Labuan Bajo identik dengan laut dan langitnya yang biru. Biru yang akan membara saat matahari terbit di pagi hari dan terbenam di kala senja. Tapi, di dataran tinggi Manggarai, tak jauh dari Labuan Bajo, ada caci dan tete alu yang juga tak kalah indah dan mengundang rasa penasaran.

Pagi masih muda ketika kami berlompatan memasuki mobil yang akan membawa kami keluar dari hotel di kawasan Pantai Pede, Labuan Bajo, Manggarai, Nusa Tenggara Timur. Di luar, titik-titik embun masih bergelayut di antara dedaunan yang bergoyang diterpa kesiur angin pagi. Dingin dan sepi.

Hari itu, kami tak berencana bermain air dan menyaksikan ombak yang bergulung di pantai dengan pasirnya yang lembut di telapak kaki. Rencana kami pagi itu adalah melihat Labuan Bajo dari sisi lain, yaitu dari ketinggian 624 meter di atas permukaan laut, tepatnya di Desa Liang Ndara, Kecamatan Mbeliling, Manggarai Barat.

Permainan tete alu yang menuntut konsentrasi. Kompas/Dwi AS Setianingsih
Permainan tete alu yang menuntut konsentrasi.
Kompas/Dwi AS Setianingsih

Lokasinya tak terlalu jauh. Dari Labuan Bajo, Liang Ndara ditempuh selama 45 menit sampai satu jam. Aksesnya pun cukup mudah karena melewati jalan raya Trans-Flores-Labuan Bajo-Ruteng yang kondisinya cukup mulus.

Hanya 15 menit terakhir mendekati Liang Ndara, jalanan yang semula lurus dan mulus berubah berkelok-kelok karena melewati punggung pegunungan yang makin lama makin tinggi. Pemandangan dari dataran tinggi ini menyajikan wajah Manggarai yang selama ini tersembunyi oleh keindahan pantai dan lautnya yang biru di Labuan Bajo.

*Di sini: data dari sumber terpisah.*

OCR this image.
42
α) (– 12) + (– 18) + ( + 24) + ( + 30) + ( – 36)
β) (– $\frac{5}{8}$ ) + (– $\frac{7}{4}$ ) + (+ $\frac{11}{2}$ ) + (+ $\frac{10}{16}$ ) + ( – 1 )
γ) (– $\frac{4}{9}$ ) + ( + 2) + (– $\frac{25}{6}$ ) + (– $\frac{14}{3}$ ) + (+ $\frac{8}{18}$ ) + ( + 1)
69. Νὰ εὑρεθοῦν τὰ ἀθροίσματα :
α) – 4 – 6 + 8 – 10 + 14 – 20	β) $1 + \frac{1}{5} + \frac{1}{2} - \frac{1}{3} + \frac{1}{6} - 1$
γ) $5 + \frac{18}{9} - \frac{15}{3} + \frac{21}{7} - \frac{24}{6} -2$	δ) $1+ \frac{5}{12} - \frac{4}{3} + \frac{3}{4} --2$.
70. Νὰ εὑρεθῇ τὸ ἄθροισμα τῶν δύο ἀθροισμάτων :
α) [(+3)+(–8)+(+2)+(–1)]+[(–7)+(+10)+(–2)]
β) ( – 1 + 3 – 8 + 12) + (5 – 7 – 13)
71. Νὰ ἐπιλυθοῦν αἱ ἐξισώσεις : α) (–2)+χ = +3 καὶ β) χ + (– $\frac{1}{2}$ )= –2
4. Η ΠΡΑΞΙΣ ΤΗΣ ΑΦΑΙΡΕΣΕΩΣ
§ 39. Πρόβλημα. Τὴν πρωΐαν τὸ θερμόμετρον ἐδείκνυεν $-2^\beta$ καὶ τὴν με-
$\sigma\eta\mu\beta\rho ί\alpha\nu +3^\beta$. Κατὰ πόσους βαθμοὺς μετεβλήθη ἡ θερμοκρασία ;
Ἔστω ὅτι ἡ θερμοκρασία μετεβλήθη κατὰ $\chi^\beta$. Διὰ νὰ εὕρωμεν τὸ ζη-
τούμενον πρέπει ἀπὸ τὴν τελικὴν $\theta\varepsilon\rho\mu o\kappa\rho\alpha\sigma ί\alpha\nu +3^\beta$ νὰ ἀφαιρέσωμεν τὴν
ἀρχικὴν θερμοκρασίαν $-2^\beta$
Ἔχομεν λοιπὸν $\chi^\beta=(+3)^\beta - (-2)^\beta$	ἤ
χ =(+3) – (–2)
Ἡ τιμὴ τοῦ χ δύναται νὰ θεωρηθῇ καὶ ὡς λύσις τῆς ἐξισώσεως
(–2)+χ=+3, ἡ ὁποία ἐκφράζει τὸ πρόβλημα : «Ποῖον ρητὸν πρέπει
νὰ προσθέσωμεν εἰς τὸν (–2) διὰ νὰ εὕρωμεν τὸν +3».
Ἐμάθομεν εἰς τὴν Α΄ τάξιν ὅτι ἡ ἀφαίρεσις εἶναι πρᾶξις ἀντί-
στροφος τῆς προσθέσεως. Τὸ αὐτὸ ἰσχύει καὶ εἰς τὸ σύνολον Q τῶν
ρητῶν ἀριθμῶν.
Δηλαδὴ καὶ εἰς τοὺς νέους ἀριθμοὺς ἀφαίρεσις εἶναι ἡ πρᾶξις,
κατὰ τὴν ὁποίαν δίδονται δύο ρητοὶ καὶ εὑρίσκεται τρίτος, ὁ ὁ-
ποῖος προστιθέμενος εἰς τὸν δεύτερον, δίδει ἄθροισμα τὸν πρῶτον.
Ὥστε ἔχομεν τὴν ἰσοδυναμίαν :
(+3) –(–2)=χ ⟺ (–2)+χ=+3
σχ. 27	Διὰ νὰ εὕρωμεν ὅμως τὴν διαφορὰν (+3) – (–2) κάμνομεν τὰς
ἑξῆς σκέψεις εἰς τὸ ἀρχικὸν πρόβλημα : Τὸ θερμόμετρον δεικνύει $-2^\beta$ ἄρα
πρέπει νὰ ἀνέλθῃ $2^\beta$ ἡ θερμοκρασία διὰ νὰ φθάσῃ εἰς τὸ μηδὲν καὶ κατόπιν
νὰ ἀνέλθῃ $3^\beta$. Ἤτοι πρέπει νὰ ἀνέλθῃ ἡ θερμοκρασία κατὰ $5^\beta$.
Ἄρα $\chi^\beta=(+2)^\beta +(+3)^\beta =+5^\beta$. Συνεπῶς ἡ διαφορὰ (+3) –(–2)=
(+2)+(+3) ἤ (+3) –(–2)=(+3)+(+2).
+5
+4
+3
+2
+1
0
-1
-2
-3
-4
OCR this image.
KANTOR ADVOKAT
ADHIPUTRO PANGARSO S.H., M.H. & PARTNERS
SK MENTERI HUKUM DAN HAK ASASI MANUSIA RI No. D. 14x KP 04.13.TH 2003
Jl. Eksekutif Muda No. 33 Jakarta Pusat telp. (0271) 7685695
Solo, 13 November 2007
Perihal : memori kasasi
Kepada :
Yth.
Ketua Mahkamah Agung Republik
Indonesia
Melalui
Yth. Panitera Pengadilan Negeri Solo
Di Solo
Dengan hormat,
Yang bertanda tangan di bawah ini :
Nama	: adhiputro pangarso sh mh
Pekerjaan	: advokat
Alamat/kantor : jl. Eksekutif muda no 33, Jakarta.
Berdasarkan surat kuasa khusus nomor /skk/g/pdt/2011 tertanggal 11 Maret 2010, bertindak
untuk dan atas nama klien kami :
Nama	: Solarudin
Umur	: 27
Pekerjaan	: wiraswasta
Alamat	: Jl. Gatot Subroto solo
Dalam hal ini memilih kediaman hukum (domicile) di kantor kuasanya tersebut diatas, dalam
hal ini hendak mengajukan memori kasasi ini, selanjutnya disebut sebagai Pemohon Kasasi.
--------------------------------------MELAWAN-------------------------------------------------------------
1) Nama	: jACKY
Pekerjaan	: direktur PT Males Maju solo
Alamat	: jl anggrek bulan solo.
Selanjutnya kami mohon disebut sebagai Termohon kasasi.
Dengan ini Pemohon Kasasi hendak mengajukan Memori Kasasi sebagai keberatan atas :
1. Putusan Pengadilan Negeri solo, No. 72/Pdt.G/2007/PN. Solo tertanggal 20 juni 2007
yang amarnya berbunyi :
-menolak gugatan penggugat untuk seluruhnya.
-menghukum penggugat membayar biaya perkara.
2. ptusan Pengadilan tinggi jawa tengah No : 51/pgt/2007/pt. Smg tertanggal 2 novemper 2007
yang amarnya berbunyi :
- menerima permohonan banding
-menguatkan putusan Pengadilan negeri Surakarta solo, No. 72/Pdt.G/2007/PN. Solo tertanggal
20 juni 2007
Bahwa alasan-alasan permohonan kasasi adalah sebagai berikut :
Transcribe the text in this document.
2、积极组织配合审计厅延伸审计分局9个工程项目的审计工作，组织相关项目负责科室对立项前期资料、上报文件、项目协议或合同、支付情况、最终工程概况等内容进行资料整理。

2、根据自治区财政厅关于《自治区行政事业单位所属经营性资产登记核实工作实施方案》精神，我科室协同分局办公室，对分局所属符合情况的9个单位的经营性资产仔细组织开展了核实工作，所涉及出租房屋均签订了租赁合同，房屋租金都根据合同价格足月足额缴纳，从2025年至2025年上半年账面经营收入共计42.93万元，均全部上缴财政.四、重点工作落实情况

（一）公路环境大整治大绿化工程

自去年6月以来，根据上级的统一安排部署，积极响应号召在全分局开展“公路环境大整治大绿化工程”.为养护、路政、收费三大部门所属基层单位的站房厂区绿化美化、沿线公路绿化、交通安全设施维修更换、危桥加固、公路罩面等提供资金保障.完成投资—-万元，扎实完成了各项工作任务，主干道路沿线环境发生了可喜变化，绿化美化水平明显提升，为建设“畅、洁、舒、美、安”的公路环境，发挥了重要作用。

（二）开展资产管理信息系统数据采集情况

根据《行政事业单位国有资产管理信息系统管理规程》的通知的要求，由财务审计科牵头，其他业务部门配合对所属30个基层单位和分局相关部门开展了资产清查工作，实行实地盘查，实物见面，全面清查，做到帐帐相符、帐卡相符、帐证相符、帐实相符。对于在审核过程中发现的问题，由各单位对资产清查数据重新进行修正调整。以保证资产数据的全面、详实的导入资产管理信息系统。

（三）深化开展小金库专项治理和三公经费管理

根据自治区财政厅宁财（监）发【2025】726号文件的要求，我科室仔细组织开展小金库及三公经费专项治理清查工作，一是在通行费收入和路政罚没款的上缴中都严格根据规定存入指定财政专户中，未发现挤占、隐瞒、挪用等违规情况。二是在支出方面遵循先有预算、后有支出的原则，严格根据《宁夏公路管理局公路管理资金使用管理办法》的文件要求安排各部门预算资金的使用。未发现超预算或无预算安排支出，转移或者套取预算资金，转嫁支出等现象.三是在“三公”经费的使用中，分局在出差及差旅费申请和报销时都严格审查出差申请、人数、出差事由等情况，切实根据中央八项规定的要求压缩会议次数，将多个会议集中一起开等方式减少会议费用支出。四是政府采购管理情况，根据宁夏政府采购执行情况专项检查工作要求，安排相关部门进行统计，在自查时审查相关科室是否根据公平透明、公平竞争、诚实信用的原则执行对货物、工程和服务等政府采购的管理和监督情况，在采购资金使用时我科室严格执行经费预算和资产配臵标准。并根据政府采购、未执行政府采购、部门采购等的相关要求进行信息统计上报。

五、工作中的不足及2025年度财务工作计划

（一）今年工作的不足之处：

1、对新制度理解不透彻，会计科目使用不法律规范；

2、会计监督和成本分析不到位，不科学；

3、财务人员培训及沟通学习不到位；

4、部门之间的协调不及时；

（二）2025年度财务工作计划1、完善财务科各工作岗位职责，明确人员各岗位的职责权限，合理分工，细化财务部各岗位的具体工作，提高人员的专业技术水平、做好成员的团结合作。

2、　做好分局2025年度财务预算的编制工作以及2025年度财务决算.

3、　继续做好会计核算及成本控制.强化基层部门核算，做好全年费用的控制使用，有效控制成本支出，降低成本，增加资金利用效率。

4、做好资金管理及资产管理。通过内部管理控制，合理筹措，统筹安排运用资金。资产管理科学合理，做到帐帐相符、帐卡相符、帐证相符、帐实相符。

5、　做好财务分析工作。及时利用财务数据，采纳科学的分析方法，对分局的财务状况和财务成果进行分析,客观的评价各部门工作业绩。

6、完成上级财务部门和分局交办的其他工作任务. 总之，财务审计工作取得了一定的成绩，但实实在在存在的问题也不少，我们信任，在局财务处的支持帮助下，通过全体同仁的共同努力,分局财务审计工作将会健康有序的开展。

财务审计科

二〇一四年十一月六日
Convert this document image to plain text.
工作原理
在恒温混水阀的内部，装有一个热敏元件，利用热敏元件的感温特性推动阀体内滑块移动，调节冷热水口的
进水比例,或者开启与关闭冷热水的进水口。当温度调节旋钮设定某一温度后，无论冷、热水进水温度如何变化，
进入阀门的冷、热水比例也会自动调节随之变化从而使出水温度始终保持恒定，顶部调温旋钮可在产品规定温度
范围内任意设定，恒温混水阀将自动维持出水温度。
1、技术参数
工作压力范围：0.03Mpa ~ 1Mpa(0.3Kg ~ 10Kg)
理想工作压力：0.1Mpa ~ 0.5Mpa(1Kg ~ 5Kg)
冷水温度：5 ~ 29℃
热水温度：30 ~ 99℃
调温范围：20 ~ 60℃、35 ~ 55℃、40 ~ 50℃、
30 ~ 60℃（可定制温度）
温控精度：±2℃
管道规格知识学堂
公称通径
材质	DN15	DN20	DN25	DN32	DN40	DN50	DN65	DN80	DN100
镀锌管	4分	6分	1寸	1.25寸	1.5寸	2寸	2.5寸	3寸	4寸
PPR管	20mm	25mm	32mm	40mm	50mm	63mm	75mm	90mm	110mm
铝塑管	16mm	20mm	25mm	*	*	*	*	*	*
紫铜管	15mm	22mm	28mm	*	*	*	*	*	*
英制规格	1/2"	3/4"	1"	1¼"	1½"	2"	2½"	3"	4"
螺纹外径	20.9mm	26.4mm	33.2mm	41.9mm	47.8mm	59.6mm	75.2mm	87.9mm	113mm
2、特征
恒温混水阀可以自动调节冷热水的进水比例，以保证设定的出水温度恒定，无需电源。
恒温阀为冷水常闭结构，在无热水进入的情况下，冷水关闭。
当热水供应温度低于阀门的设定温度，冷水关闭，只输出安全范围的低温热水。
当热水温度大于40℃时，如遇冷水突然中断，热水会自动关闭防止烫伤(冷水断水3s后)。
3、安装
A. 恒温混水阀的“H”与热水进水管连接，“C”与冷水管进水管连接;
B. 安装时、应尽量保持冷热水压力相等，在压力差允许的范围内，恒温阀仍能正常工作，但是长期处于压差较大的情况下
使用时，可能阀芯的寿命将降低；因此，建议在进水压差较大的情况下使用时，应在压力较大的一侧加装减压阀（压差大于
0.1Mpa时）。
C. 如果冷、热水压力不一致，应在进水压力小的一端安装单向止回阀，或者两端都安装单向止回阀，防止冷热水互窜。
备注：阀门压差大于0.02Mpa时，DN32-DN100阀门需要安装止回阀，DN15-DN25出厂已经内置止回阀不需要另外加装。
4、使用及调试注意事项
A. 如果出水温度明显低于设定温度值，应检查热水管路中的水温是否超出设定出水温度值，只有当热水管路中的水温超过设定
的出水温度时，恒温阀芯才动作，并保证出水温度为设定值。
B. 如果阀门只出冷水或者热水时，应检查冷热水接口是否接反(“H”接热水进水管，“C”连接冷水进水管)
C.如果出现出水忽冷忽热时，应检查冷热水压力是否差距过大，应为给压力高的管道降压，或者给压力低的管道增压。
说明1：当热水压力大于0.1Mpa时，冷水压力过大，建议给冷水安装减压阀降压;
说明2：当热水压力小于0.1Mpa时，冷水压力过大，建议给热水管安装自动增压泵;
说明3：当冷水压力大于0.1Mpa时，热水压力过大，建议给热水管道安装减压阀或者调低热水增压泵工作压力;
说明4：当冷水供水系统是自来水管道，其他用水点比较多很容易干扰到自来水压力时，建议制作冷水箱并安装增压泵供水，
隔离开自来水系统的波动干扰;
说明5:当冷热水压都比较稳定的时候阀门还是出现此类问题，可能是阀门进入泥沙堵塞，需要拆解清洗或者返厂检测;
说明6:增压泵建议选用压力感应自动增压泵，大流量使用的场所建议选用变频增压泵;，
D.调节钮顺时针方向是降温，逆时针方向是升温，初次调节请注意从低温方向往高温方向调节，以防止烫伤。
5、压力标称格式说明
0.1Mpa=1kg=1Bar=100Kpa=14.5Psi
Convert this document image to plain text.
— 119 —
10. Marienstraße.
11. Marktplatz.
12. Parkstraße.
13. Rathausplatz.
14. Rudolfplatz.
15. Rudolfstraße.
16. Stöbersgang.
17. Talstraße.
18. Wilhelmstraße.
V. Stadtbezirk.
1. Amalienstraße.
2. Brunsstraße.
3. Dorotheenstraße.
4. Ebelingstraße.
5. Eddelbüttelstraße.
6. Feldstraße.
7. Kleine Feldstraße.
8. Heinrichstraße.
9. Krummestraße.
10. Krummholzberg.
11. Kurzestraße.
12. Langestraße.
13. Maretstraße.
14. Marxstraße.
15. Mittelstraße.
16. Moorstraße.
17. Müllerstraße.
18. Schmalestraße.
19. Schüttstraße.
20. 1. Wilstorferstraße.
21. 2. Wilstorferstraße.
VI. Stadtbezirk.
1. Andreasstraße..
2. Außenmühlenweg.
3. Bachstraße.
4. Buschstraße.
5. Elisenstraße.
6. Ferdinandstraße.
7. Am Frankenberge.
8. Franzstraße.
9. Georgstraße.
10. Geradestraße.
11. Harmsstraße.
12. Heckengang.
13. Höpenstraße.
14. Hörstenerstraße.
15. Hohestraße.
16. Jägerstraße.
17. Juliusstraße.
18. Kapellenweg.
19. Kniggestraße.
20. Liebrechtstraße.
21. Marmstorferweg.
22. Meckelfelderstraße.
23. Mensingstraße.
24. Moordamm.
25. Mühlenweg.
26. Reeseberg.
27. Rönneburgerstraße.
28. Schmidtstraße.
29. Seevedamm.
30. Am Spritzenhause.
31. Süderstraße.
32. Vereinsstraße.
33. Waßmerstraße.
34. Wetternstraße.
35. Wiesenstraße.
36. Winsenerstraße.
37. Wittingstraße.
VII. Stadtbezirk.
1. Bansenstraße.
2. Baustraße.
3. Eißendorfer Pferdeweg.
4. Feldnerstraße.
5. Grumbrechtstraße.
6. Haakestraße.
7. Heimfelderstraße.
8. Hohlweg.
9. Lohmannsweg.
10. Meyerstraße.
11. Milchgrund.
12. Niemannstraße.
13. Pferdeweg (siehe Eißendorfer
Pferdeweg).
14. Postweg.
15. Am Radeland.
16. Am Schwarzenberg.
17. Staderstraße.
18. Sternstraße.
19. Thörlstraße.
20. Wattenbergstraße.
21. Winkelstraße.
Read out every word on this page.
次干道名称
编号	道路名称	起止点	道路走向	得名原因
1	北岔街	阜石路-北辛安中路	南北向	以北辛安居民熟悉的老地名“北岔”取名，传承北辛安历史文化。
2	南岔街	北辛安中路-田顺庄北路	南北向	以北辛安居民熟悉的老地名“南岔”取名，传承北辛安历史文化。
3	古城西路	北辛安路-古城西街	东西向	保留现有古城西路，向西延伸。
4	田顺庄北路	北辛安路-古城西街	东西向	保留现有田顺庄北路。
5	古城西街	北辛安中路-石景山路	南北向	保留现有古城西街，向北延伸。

Di Manggarai, Liang Ndara dikenal sebagai desa wisata. Desa yang terdiri atas tiga kampung, yaitu Kampung Melo, Cecer, dan Mamis, ini sejak 13 tahun lalu sudah dibuka untuk kunjungan wisatawan baik lokal maupun asing. Pesona alam dataran tinggi Liang Ndara yang masih alami menjadi daya tarik yang membuat banyak wisatawan datang berkunjung.

Lima tahun terakhir, Liang Ndara semakin dikenal dengan berbagai aktivitas budaya yang disuguhkan. Dua jenis kesenian tradisional yang populer adalah caci dan tete alu. Inilah yang ingin kami nikmati selama berada di Manggarai bersama tim Wondernesia, program pariwisata yang ditayangkan di saluran berbayar TLC, dipandu Nadya Hutagalung.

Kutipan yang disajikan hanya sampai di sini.